Cult Beauty
- Website type: Online shopping
- Founded: 2008
- Headquarters: Manchester Airport, Manchester, {{{location_country}}}
- Owner: THG plc
- Founders: Alexia Inge and Jessica DeLuca
- Products: Cosmetics
- Parent: THG Beauty
- Website: cultbeauty.co.uk

= Cult Beauty =

Online beauty retailer

Cult Beauty is a web store which sells cosmetics and specialises in independent brands.
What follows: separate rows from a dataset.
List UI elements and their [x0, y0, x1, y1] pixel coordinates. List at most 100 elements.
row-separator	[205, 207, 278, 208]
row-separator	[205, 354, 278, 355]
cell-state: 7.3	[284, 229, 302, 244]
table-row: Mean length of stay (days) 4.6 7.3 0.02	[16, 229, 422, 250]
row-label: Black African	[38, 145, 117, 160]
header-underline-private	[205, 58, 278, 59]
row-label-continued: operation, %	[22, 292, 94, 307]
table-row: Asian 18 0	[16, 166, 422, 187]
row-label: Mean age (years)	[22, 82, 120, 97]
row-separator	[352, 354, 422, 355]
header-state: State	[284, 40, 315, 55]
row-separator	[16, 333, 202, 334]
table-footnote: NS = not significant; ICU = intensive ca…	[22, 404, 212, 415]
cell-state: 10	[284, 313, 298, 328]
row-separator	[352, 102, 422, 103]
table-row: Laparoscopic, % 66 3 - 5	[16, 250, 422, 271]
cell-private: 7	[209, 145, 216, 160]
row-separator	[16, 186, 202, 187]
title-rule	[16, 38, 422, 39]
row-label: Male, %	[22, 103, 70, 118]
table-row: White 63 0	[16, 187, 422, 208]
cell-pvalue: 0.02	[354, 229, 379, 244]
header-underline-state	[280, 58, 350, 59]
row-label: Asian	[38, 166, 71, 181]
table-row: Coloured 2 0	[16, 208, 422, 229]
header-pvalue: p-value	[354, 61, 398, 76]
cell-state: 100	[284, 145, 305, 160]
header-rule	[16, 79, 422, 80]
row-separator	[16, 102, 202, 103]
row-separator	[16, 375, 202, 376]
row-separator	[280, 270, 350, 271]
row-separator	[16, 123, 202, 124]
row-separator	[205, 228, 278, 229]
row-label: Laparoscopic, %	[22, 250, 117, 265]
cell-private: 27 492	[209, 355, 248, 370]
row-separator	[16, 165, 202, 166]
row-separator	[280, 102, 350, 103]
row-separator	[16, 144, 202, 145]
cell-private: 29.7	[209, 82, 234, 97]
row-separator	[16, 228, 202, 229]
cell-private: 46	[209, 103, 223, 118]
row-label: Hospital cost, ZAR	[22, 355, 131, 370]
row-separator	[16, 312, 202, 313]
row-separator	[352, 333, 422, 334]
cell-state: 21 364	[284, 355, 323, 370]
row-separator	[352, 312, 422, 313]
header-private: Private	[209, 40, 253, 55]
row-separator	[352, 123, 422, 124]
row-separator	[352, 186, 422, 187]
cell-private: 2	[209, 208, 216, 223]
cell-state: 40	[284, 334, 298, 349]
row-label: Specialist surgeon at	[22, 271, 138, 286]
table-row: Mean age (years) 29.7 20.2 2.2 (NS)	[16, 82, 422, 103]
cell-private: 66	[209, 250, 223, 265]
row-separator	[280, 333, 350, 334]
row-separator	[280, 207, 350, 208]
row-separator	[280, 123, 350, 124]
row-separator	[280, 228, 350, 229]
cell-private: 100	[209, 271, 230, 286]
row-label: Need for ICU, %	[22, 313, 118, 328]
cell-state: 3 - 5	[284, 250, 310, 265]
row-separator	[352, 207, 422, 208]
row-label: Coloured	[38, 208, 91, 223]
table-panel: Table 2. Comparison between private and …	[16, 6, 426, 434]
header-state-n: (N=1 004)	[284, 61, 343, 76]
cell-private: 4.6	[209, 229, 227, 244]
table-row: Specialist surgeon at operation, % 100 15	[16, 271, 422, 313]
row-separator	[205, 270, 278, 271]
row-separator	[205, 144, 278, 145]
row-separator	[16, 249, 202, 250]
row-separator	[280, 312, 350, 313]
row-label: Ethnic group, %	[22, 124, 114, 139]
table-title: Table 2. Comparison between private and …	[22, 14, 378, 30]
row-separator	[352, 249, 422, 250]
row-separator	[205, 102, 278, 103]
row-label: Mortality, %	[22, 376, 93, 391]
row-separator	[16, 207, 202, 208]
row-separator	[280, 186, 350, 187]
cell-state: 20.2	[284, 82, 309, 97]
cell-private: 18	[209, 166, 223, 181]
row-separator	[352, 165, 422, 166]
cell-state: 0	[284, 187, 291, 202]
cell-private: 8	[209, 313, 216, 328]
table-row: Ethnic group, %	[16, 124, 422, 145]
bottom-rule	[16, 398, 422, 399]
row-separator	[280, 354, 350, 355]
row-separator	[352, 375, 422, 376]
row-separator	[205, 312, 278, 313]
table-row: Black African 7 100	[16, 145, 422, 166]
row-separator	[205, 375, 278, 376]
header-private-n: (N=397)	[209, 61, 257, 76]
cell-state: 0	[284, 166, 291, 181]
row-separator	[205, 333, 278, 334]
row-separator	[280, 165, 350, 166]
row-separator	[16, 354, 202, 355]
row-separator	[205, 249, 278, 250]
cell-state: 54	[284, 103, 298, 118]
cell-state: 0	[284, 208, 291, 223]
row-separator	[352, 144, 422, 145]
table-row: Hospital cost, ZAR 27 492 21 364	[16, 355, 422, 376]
It was acquired by THG plc for £291.3m in 2021 and migrated into the company's Ingenuity e-commerce platform.

==History==
Cult Beauty was established in 2007 by Jessica DeLuca and Alexia Inge with the aim to simplify hair and beauty retail online. The brand had a focus on sustainable beauty and transparency within the industry. DeLuca came up with the idea while shopping for beauty products. Inge reportedly became frustrated while working as a model by the "illusion" of brands not being accurately represented in celebrity makeup endorsements. The website offered a curated list of around 250 products based on a panel of unaffiliated experts’ recommendations.

In 2011, the brand received the first round of investment from Murray Salmon, former Chief Financial Officer of Net-a-Porter and Mark Quinn-Newall, a co-founder of Net-a-Porter. Carmen Busquets was appointed chair of the board in October 2020.

Although based in the UK, most of the Cult Beauty's business was from international sources. The company recorded sales growth to £123.4 million in 2020, citing the surge in online shopping during the COVID-19 pandemic.

In August 2021, Cult Beauty was acquired by THG plc in a £275 million deal.